In an economy dominated by government, we fear there is no sense of urgency. Two weeks into Phase 2 of Emerging Wisely and the Government of the Northwest Territories’ response has been woefully out of step with the private sector. GNWT workers remain on full pay with no consequences to their personal incomes, household costs, or pensions (which we note, are largely supported by the taxes paid by the Northern and Indigenous-owned businesses that we represent).
The GNWT has shown no initiative in adapting to Phase 2 restrictions while virtually all its employees continue to work from home where that is possible.
The NWT business community is leading the way in adapting to Phase 2 restrictions by re-opening safely in the face of an opaque and restrictive public health regime.

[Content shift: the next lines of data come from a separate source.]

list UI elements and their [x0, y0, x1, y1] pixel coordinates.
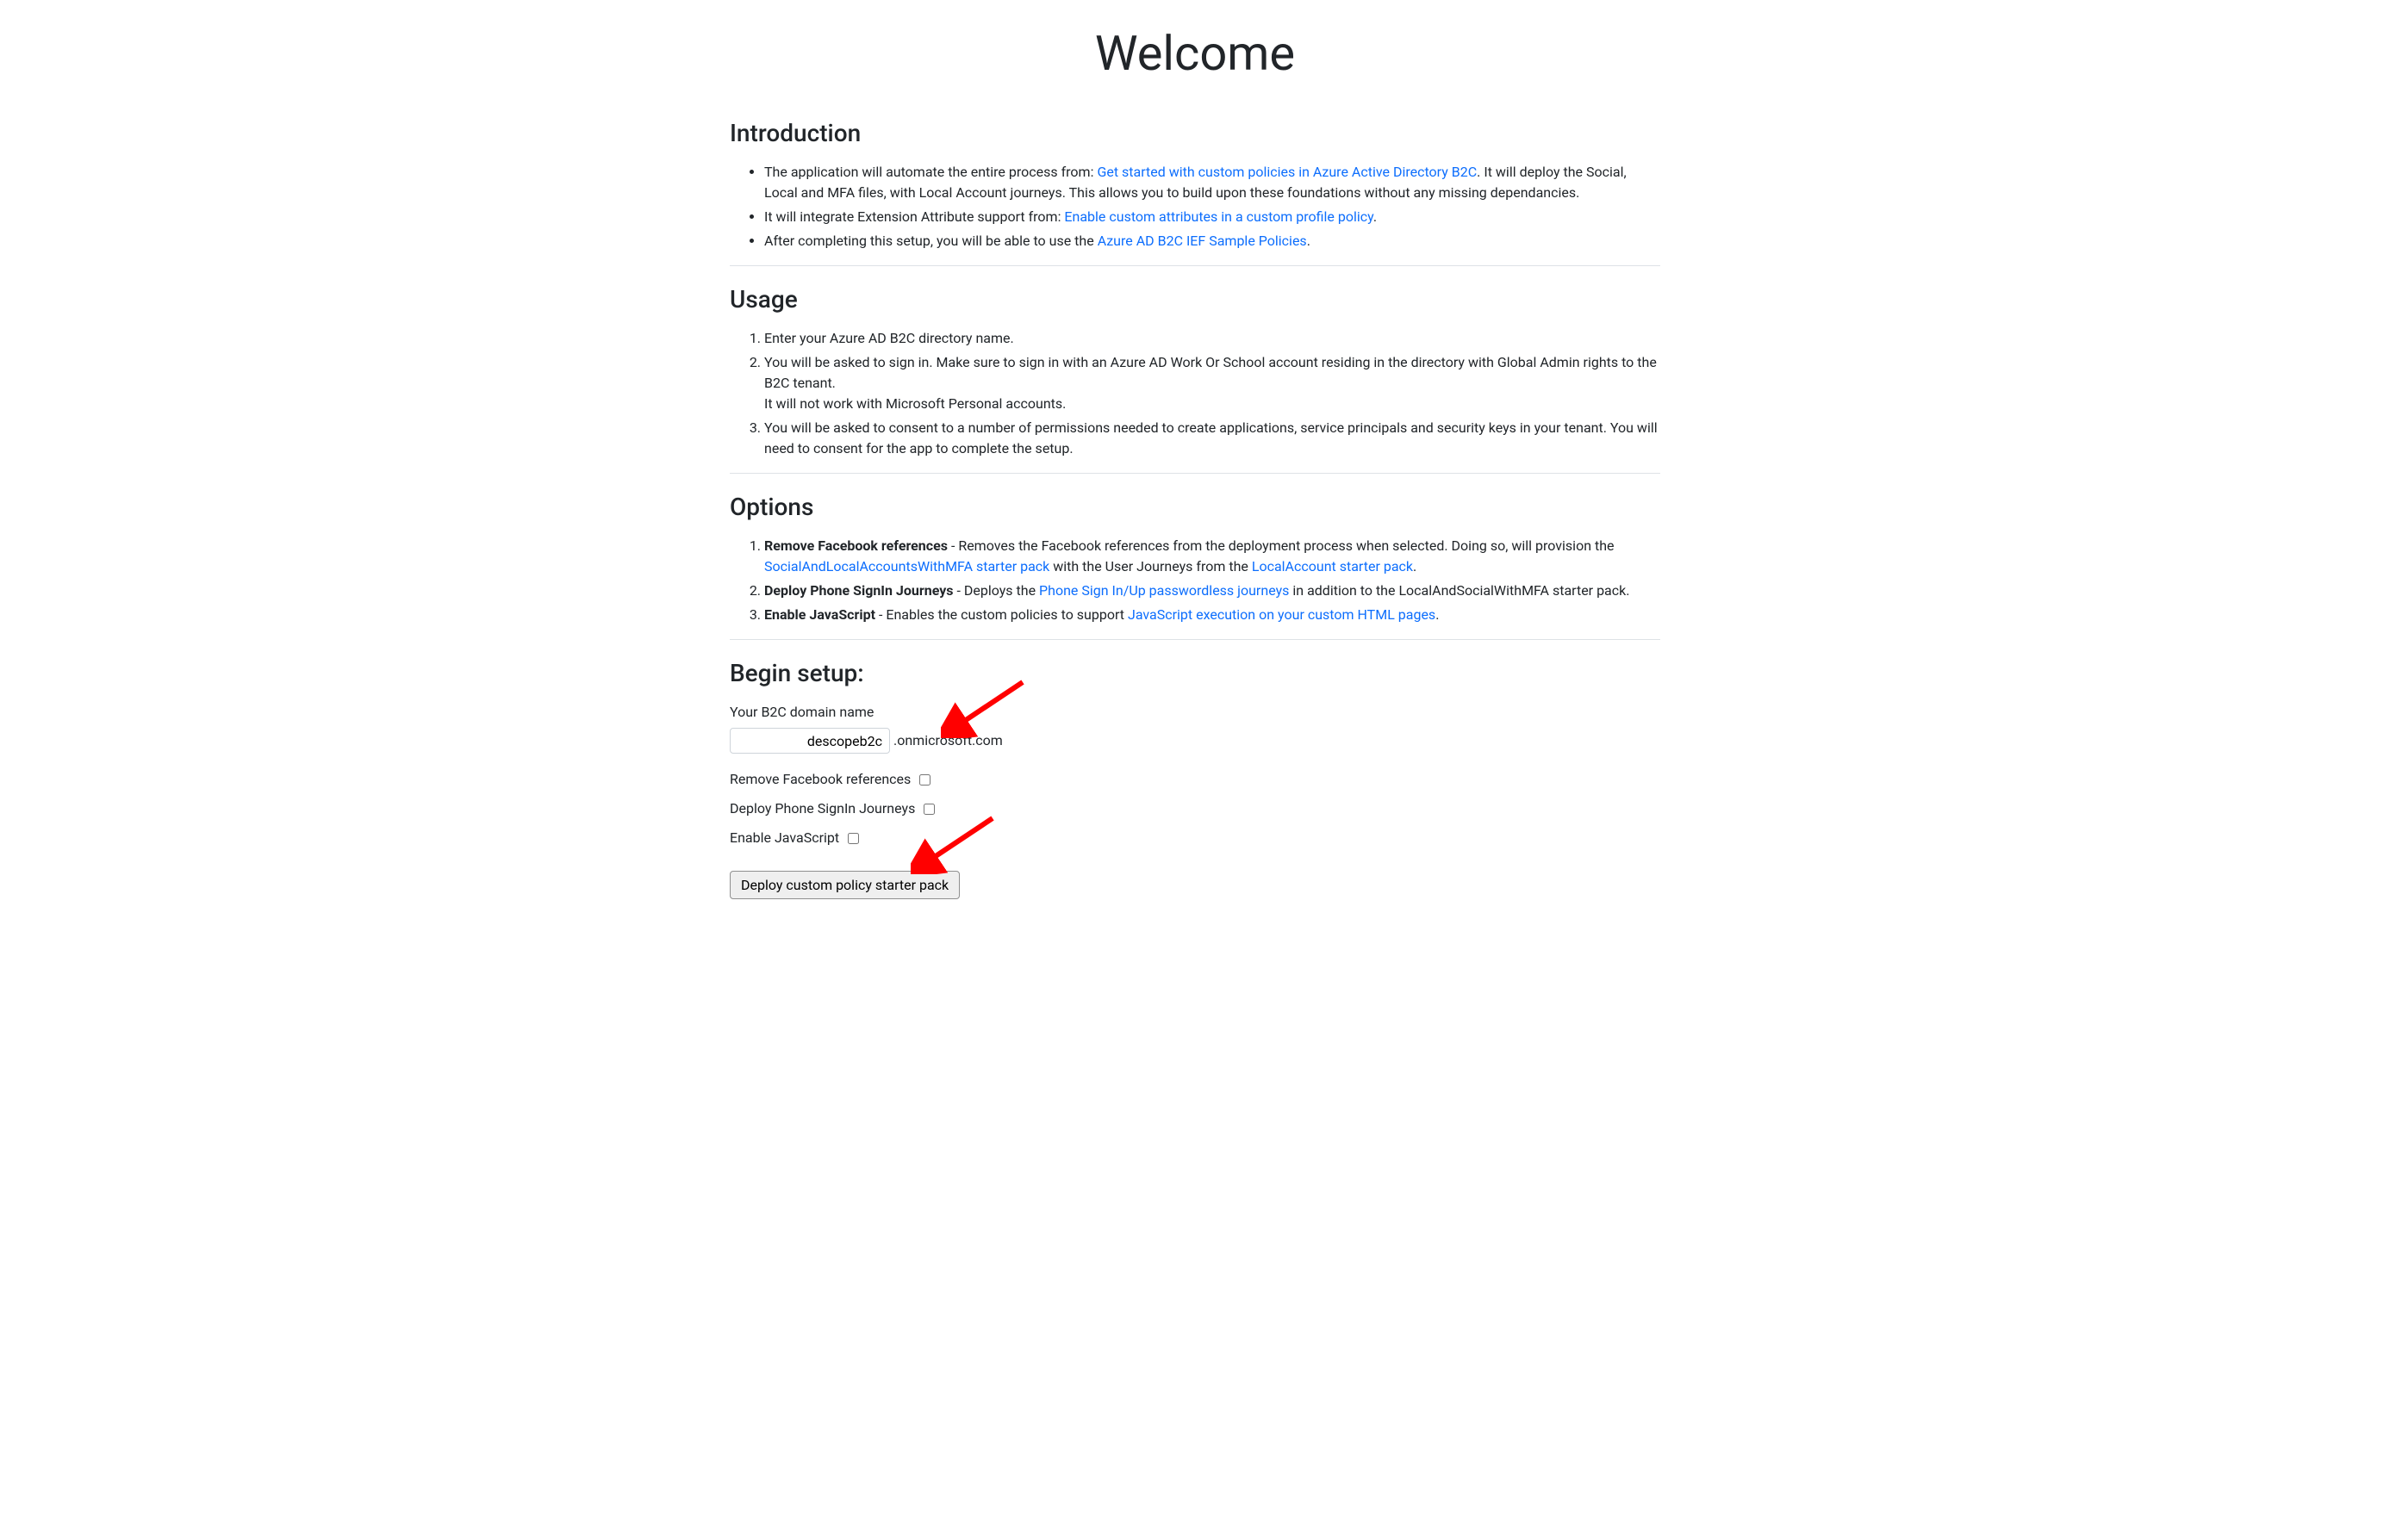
- intro-item-3-pre: After completing this setup, you will be…: [764, 233, 1098, 249]
- usage-item-3: You will be asked to consent to a number…: [764, 418, 1660, 459]
- options-list: Remove Facebook references - Removes the…: [730, 536, 1660, 625]
- usage-item-1: Enter your Azure AD B2C directory name.: [764, 328, 1660, 349]
- option-link-phone-journeys[interactable]: Phone Sign In/Up passwordless journeys: [1039, 582, 1289, 599]
- intro-link-custom-policies[interactable]: Get started with custom policies in Azur…: [1097, 164, 1477, 180]
- domain-suffix: .onmicrosoft.com: [893, 730, 1003, 751]
- intro-item-3: After completing this setup, you will be…: [764, 231, 1660, 251]
- checkbox-label-enable-js: Enable JavaScript: [730, 828, 839, 848]
- intro-item-2-pre: It will integrate Extension Attribute su…: [764, 208, 1064, 225]
- usage-item-2: You will be asked to sign in. Make sure …: [764, 352, 1660, 414]
- checkbox-label-remove-fb: Remove Facebook references: [730, 769, 911, 790]
- option-enable-js-t1: - Enables the custom policies to support: [875, 606, 1128, 623]
- page-title: Welcome: [730, 17, 1660, 90]
- option-remove-fb-t1: - Removes the Facebook references from t…: [948, 537, 1615, 554]
- b2c-domain-input[interactable]: [730, 728, 890, 754]
- intro-link-custom-attributes[interactable]: Enable custom attributes in a custom pro…: [1064, 208, 1372, 225]
- intro-item-1-pre: The application will automate the entire…: [764, 164, 1097, 180]
- divider: [730, 473, 1660, 474]
- checkbox-label-deploy-phone: Deploy Phone SignIn Journeys: [730, 798, 915, 819]
- option-remove-fb-t3: .: [1413, 558, 1416, 574]
- option-remove-fb-bold: Remove Facebook references: [764, 537, 948, 554]
- begin-setup-heading: Begin setup:: [730, 655, 1660, 692]
- domain-label: Your B2C domain name: [730, 702, 1660, 723]
- intro-item-1: The application will automate the entire…: [764, 162, 1660, 203]
- option-enable-js-t2: .: [1435, 606, 1439, 623]
- option-deploy-phone-t1: - Deploys the: [954, 582, 1040, 599]
- usage-list: Enter your Azure AD B2C directory name. …: [730, 328, 1660, 459]
- option-remove-fb-t2: with the User Journeys from the: [1049, 558, 1252, 574]
- introduction-list: The application will automate the entire…: [730, 162, 1660, 251]
- divider: [730, 265, 1660, 266]
- intro-item-2: It will integrate Extension Attribute su…: [764, 207, 1660, 227]
- intro-item-3-post: .: [1307, 233, 1310, 249]
- option-enable-js-bold: Enable JavaScript: [764, 606, 875, 623]
- option-link-social-mfa-pack[interactable]: SocialAndLocalAccountsWithMFA starter pa…: [764, 558, 1049, 574]
- option-deploy-phone-bold: Deploy Phone SignIn Journeys: [764, 582, 954, 599]
- option-deploy-phone-t2: in addition to the LocalAndSocialWithMFA…: [1289, 582, 1629, 599]
- divider: [730, 639, 1660, 640]
- intro-link-ief-samples[interactable]: Azure AD B2C IEF Sample Policies: [1098, 233, 1307, 249]
- option-link-localaccount-pack[interactable]: LocalAccount starter pack: [1252, 558, 1413, 574]
- intro-item-2-post: .: [1373, 208, 1377, 225]
- checkbox-enable-js[interactable]: [848, 833, 859, 844]
- checkbox-remove-fb[interactable]: [919, 774, 930, 786]
- deploy-button[interactable]: Deploy custom policy starter pack: [730, 871, 960, 899]
- options-heading: Options: [730, 489, 1660, 525]
- option-remove-fb: Remove Facebook references - Removes the…: [764, 536, 1660, 577]
- introduction-heading: Introduction: [730, 115, 1660, 152]
- checkbox-deploy-phone[interactable]: [924, 804, 935, 815]
- option-link-js-pages[interactable]: JavaScript execution on your custom HTML…: [1128, 606, 1435, 623]
- usage-heading: Usage: [730, 282, 1660, 318]
- option-deploy-phone: Deploy Phone SignIn Journeys - Deploys t…: [764, 581, 1660, 601]
- option-enable-js: Enable JavaScript - Enables the custom p…: [764, 605, 1660, 625]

It is time now to bring the economy out of its coma. To this end, we call on the GNWT and the CPHO to work collaboratively to strike a better balance between public health requirements and the requirement that the economy safely re-open. This includes:
• Revealing to the public what the economic price tag to date on the NWT has been and any
economic forecasting the GNWT has performed;
• Easing travel and quarantine restrictions for those entering the territory, even if not uniformly across
the NWT;
• Welcoming GNWT employees back to the workplace in a manner consistent with the private sector; • Providing consistent and prompt answers from the CPHO on how her office will interpret rules and
grant exemptions to those rules;
• Ensuring consistent and accurate messaging regarding the public health emergency.
The GNWT relinquished many of its governing responsibilities at the outset of this pandemic. The decision- making authority of the CPHO can no longer take place in a vacuum. Businesses in the Northwest Territories are doing their best to survive. Our elected officials need to step up and govern lest we see irreparable damage to our once vibrant business community.